Macron ampute le budget de la Défense de 850 millions
De deux choses l’une : ou bien le ministre du Budget Gérald Darmanin s’est avancé en donnant comme acquis une réduction du budget militaire non validé par le président de la République. Ou bien ce dernier fait lancer par le gouvernement une petite bombe destinée à faire savoir qu’en matière de défense, ses engagements visant à porter le budget à 2 % du PIB (contre 1,7 % aujourd’hui) ne seront pas tenus.
Dans Le Parisien du 11 juillet, Gérald Darmanin indique avoir « demandé au ministère de la Défense de tenir le budget qui a été voté en 2017 par le Parlement, ce qui entraîne une réduction des dépenses de 850 millions d’euros. (…) Le budget ne diminue pas, mais l’enveloppe votée devra être respectée. » La clé de ce discours se trouve à la fin : « Il faudra assurer le financement des opérations extérieures en trouvant des économies ailleurs. » La ministre des Armées, Florence Parly, qui joue ces jours-ci sa crédibilité auprès des militaires, a annulé mardi un déplacement à Mont-de-Marsan pour participer à des discussions gouvernementales sur le sujet.

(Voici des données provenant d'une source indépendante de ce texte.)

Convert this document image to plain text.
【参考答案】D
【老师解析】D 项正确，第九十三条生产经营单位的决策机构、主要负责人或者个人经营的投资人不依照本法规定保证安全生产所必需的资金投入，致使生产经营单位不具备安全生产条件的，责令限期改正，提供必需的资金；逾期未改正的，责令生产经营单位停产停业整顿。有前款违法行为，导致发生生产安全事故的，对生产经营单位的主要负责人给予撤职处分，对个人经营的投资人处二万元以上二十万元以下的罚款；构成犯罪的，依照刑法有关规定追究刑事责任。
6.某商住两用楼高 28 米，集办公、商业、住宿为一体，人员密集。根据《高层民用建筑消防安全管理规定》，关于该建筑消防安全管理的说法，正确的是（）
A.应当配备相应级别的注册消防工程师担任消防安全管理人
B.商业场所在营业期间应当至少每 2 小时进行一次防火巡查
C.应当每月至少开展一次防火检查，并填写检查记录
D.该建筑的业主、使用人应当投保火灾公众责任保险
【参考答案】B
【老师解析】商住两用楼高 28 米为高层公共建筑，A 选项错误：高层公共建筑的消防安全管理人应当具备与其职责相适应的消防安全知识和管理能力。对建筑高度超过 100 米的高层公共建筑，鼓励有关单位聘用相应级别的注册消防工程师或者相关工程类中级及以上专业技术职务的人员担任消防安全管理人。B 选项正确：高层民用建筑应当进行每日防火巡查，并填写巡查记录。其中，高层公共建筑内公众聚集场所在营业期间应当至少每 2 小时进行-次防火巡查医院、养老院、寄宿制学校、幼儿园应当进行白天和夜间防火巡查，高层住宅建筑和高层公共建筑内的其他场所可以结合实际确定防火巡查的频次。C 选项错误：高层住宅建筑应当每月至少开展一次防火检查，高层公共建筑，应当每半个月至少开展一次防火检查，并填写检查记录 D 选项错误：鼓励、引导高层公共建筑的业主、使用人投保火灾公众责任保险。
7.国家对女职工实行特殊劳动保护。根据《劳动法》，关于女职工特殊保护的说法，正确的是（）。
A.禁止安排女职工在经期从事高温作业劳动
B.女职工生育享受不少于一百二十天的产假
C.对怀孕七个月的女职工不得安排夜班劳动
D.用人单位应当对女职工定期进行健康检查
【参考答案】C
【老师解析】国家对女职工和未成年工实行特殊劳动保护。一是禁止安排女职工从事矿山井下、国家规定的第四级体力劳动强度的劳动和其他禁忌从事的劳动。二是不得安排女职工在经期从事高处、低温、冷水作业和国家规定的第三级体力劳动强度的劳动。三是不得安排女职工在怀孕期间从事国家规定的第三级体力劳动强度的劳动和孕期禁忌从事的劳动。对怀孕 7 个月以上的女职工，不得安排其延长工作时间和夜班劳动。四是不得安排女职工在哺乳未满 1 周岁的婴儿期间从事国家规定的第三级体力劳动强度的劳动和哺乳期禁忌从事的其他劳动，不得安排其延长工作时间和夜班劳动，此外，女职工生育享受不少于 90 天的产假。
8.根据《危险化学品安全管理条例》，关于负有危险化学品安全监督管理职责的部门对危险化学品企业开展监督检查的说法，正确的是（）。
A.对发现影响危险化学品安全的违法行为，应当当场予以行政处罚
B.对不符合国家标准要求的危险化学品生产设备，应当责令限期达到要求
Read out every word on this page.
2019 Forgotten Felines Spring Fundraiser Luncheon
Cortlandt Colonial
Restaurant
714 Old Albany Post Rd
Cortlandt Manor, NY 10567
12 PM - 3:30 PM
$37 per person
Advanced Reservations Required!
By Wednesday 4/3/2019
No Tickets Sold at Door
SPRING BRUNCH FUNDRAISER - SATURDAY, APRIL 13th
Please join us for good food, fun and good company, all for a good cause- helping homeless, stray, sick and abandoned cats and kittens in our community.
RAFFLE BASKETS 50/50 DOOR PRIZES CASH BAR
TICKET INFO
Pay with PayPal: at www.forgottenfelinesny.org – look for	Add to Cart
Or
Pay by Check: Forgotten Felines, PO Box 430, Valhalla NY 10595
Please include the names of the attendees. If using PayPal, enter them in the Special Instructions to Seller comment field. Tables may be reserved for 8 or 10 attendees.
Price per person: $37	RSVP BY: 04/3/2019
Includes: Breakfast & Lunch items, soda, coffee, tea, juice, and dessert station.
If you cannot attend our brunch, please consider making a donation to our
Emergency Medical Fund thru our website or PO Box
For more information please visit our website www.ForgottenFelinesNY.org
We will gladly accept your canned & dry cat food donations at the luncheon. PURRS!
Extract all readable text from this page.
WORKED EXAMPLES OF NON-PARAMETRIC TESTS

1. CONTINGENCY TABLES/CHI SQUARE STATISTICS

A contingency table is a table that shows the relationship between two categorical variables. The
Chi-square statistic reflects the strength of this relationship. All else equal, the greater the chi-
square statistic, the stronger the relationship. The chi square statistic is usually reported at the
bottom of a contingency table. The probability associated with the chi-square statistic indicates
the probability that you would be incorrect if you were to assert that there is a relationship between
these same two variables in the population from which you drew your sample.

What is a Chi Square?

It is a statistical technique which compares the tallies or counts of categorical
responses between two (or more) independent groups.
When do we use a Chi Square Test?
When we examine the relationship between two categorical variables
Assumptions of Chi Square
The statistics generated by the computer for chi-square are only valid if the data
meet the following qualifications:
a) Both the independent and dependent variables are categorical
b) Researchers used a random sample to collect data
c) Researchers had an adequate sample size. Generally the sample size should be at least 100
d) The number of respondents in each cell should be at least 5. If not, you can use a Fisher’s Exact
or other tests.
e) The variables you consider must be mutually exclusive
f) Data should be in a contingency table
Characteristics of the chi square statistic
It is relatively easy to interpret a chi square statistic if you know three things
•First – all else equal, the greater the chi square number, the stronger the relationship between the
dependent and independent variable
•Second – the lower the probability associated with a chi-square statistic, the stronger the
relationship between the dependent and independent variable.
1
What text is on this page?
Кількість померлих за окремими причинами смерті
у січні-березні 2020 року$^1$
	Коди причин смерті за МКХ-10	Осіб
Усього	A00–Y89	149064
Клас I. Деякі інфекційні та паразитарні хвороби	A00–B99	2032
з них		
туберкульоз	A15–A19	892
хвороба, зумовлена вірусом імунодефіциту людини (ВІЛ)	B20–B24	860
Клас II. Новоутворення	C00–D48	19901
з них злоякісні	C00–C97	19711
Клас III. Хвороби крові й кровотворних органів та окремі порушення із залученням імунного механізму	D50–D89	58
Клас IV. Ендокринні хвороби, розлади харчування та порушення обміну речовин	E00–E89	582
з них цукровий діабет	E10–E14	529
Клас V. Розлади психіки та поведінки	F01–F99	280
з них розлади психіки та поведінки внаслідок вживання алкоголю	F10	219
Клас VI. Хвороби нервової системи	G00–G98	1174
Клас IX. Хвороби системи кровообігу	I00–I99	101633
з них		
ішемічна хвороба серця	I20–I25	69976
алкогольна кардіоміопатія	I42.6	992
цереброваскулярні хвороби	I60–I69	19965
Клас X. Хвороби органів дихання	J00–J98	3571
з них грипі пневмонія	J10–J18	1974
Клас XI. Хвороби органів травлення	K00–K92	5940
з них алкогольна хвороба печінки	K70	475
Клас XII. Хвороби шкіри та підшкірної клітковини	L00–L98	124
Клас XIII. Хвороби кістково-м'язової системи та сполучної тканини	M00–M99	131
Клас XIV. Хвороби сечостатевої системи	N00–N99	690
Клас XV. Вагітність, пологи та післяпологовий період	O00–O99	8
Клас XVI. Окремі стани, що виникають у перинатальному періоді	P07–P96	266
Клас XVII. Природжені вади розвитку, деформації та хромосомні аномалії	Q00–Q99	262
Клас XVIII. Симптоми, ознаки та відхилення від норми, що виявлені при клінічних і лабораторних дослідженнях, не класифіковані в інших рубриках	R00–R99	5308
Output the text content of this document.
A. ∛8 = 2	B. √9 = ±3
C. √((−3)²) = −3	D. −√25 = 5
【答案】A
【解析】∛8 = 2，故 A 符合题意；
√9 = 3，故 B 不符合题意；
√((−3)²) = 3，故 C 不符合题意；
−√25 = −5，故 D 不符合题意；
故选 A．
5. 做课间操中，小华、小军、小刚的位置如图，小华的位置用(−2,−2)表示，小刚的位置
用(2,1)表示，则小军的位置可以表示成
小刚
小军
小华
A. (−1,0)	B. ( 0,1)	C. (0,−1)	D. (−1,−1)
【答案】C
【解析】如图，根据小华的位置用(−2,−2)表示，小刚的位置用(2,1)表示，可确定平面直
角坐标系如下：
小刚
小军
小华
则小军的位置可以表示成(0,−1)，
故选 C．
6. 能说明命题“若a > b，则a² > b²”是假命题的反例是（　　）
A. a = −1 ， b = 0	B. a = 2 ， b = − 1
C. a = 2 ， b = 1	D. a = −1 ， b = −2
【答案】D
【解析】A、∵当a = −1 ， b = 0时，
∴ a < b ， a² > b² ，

Il n’est par définition jamais possible de définir précisément lors de la préparation du projet de loi de finances (PLF), voté à l’automne pour l’année suivante, ce que seront alors les besoins financiers des opérations extérieures (Opex). Concrètement, le budget de la Défense de l’année 2017 intègre 450 millions d’euros pour les Opex. Or en 2017, alors que cinq mois et demi restent à courir, ces budgets sont déjà engloutis puisqu’il faudra au total entre 1,2 et 1,3 milliard d’euros pour financer ces opérations. Différence : 850 millions d’euros. Précisément la somme que le ministre du Budget veut faire payer à sa collègue Florence Parly.
Depuis des décennies, Bercy exige que ces suppléments annuels récurrents soient supportés par les seules armées, qui doivent donc se battre en espérant que leur ministre aura le poids nécessaire. Ils ont souvent obtenu, mais pas toujours, que ce budget supplémentaire soit supporté par le budget général. C’est pour cette raison que l’article 4 de la dernière loi de programmation militaire stipule que les surcoûts des Opex « font l’objet d’un financement interministériel ».
L’affaire est si sérieuse qu’Emmanuel Macron alors candidat s’était précisément et explicitement exprimé sur le sujet en annonçant, le 18 mars 2017, une augmentation du budget militaire : « Ce budget atteindra, hors pensions et hors surcoûts Opex, plus de cinquante milliards d’euros en 2025, contre trente-deux en 2017. Mais je juge que cet effort est indispensable, mieux, qu’il est urgent. Nous ne pouvons pas attendre, en raison de l’environnement que j’ai décrit et des besoins de nos armées. Le renouvellement des forces de dissuasion, la modernisation des moyens militaires conventionnels, le comblement de certains déficits criants dans nos capacités rendent absolument indispensable cet effort. »
Contrairement à ce que semblent penser les fonctionnaires de Bercy, les armées ne sont pas une vache à traire. Les Opex en cours sont conduites dans des conditions souvent très difficiles, les moyens engagés étant supérieurs d’un tiers aux capacités françaises prévues dans le « contrat opérationnel » des forces françaises. Les équipements sont en surchauffe, et les hommes aussi. À côté de matériels ultramodernes, des moyens souvent vétustes et sous-entretenus sont envoyés sur le terrain. Les membres du personnel sont épuisés et leurs entraînements ont été réduits. Leurs équipements individuels ne sont pas à la hauteur.
Réductions temporaires de capacité
Refuser que l’État prenne en charge le surcoût des Opex, pour les faire payer par le budget des armées, en leur imposant de régler sur leur substance les fameux 850 millions d’euros, n’est pas une petite affaire. 850 millions, c’est l’équivalent de 8 avions Rafale. Bercy a sa petite idée : il serait possible de mettre en place des réductions temporaires de capacité (RTC), prévues par la loi de programmation militaire. Mais de telles impasses militaires se payent un jour très cher sur le terrain, quand la France n’est plus en état de conduire les missions qu’elle souhaiterait mener.
Il va falloir choisir : soit les autorités politiques, président de la République et Premier ministre en tête, veulent poursuivre les engagements extérieurs français tout en maintenant les capacités militaires nationales à leur niveau actuel. Soit, comme ils en ont la possibilité, ils réduisent la voilure militaire française et cessent de l’engager au coup de sifflet, en tout temps et en tous lieux, comme ils le font actuellement.